Writing: 4.5/5 Plot: 4/5 Characters: 5/5
This is the story of Carlisle — the ballet-obsessed daughter of dancers whose perfectly tuned body is too tall (at 6’1”) for most companies. The story follows her life from a ten-year old finally reunited with her father and his new (male) partner, both at the absolute center of the dance world, to her pursuit of performance, to the eventual shift in focus of the creative urges towards classical ballet choreography (a field not only dominated by men but with no women whatsoever). We alternate between two time lines — the present day where she learns that her long-estranged father is dying; and the time 19 years past wherein the estrangement began.
The tone is intimate — we are privy to all of Carlisle’s thoughts and confusions — the good, the bad, and the ugly. This is a book of real depth, with a comprehensive view of Carlisle’s rich and complex inner life and a profound and meticulous description of the passions, drive, and motivations of both a dancer and a creator of dances. A rarity. I happen to love ballet but even if you don’t, I think you will love this story of artistic striving. Rather than just a peek, I felt as though I lived within the soul of the artist as I read this book.
Beautiful characters and a real view into a life that is certainly very different than my own. For the balletically minded, I loved the (accurate) references to Mr. B (Balanchine) and the peek into the world of New York City ballet.
The book is filled with beautifully written and insightful phrases — here are a few:
“ ‘What if you weren’t always so hard on yourself?’ a boyfriend once asked me. I agreed my being self-critical had not made me a better person, which was a clever way of being hard on myself about being hard on myself.”
“…Isabel lives for her art, and as far as she’s concerned, what makes an artist is what makes a woman: suffering, devotion, endurance. It’s more fun than it sounds. It’s safer than it sounds. Her world has rules and codes and structure. It has rewards. There are costumes and flowers. There’s a god, George Balanchine, who loves them all and gives them miraculous ballets to dance.”
“Emotions have a way of collecting and hardening inside us, like neglected grease. We are all smoking stoves.”

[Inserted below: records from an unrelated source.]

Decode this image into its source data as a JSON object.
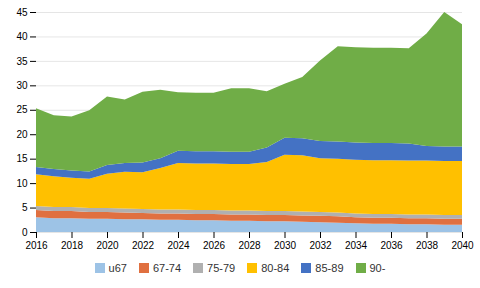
{
  "chart_data": {
    "type": "area",
    "stacked": true,
    "x": [
      2016,
      2017,
      2018,
      2019,
      2020,
      2021,
      2022,
      2023,
      2024,
      2025,
      2026,
      2027,
      2028,
      2029,
      2030,
      2031,
      2032,
      2033,
      2034,
      2035,
      2036,
      2037,
      2038,
      2039,
      2040
    ],
    "series": [
      {
        "name": "u67",
        "color": "#9dc3e6",
        "values": [
          3.0,
          2.8,
          2.8,
          2.7,
          2.7,
          2.6,
          2.6,
          2.5,
          2.5,
          2.4,
          2.4,
          2.3,
          2.3,
          2.2,
          2.2,
          2.1,
          2.0,
          1.9,
          1.8,
          1.7,
          1.7,
          1.6,
          1.6,
          1.5,
          1.5
        ]
      },
      {
        "name": "67-74",
        "color": "#e07040",
        "values": [
          1.5,
          1.5,
          1.5,
          1.4,
          1.4,
          1.4,
          1.3,
          1.3,
          1.3,
          1.3,
          1.3,
          1.3,
          1.3,
          1.3,
          1.3,
          1.3,
          1.3,
          1.3,
          1.2,
          1.2,
          1.2,
          1.2,
          1.2,
          1.2,
          1.2
        ]
      },
      {
        "name": "75-79",
        "color": "#b0b0b0",
        "values": [
          0.8,
          0.8,
          0.8,
          0.8,
          0.8,
          0.8,
          0.8,
          0.8,
          0.8,
          0.8,
          0.8,
          0.8,
          0.8,
          0.8,
          0.8,
          0.8,
          0.8,
          0.8,
          0.8,
          0.8,
          0.8,
          0.8,
          0.8,
          0.8,
          0.8
        ]
      },
      {
        "name": "80-84",
        "color": "#ffc000",
        "values": [
          6.5,
          6.3,
          6.0,
          6.0,
          7.0,
          7.5,
          7.5,
          8.5,
          9.5,
          9.5,
          9.5,
          9.5,
          9.5,
          10.0,
          11.5,
          11.5,
          11.0,
          11.0,
          11.0,
          11.0,
          11.0,
          11.0,
          11.0,
          11.0,
          11.0
        ]
      },
      {
        "name": "85-89",
        "color": "#4472c4",
        "values": [
          1.5,
          1.5,
          1.5,
          1.5,
          1.8,
          1.8,
          2.0,
          2.0,
          2.5,
          2.5,
          2.5,
          2.5,
          2.5,
          3.0,
          3.5,
          3.5,
          3.5,
          3.5,
          3.5,
          3.5,
          3.5,
          3.5,
          3.0,
          3.0,
          3.0
        ]
      },
      {
        "name": "90-",
        "color": "#70ad47",
        "values": [
          12.0,
          11.0,
          11.0,
          12.5,
          14.0,
          13.0,
          14.5,
          14.0,
          12.0,
          12.0,
          12.0,
          13.0,
          13.0,
          11.5,
          11.0,
          12.5,
          16.5,
          19.5,
          19.5,
          19.5,
          19.5,
          19.5,
          23.0,
          27.5,
          25.0
        ]
      }
    ],
    "xlim": [
      2016,
      2040
    ],
    "xticks": [
      2016,
      2018,
      2020,
      2022,
      2024,
      2026,
      2028,
      2030,
      2032,
      2034,
      2036,
      2038,
      2040
    ],
    "ylim": [
      0,
      45
    ],
    "yticks": [
      0,
      5,
      10,
      15,
      20,
      25,
      30,
      35,
      40,
      45
    ],
    "grid": true,
    "legend": "bottom"
  }
}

“Balanchine famously said there are no mothers-in-law in ballet. Meaning, it’s not an art form suited for portraying complicated family relationships, or psychological subtleties. It’s a place to get away from them, into a purer realm.”
“It’s not hard to feel you’re a good person if you ignore any semblance of an inner life.”
“In the classical repertoire, there’s a motif of large groups of women, often dressed in white, but they represent a kind of moral authority, beautiful or terrible, but not personal. You see the friendship between women only in the rehearsal room or the wings, when women are chatting or laughing or checking in with each other, released from the obligation of being divine representatives.”
“The body, which doesn’t understand time, remembers movement. Once class starts, my body falls into positions like batter filling a pan.”
Thank you to Doubleday Books and NetGalley for providing an advance copy of this book in exchange for my honest review. The book will be published on November 15th, 2023.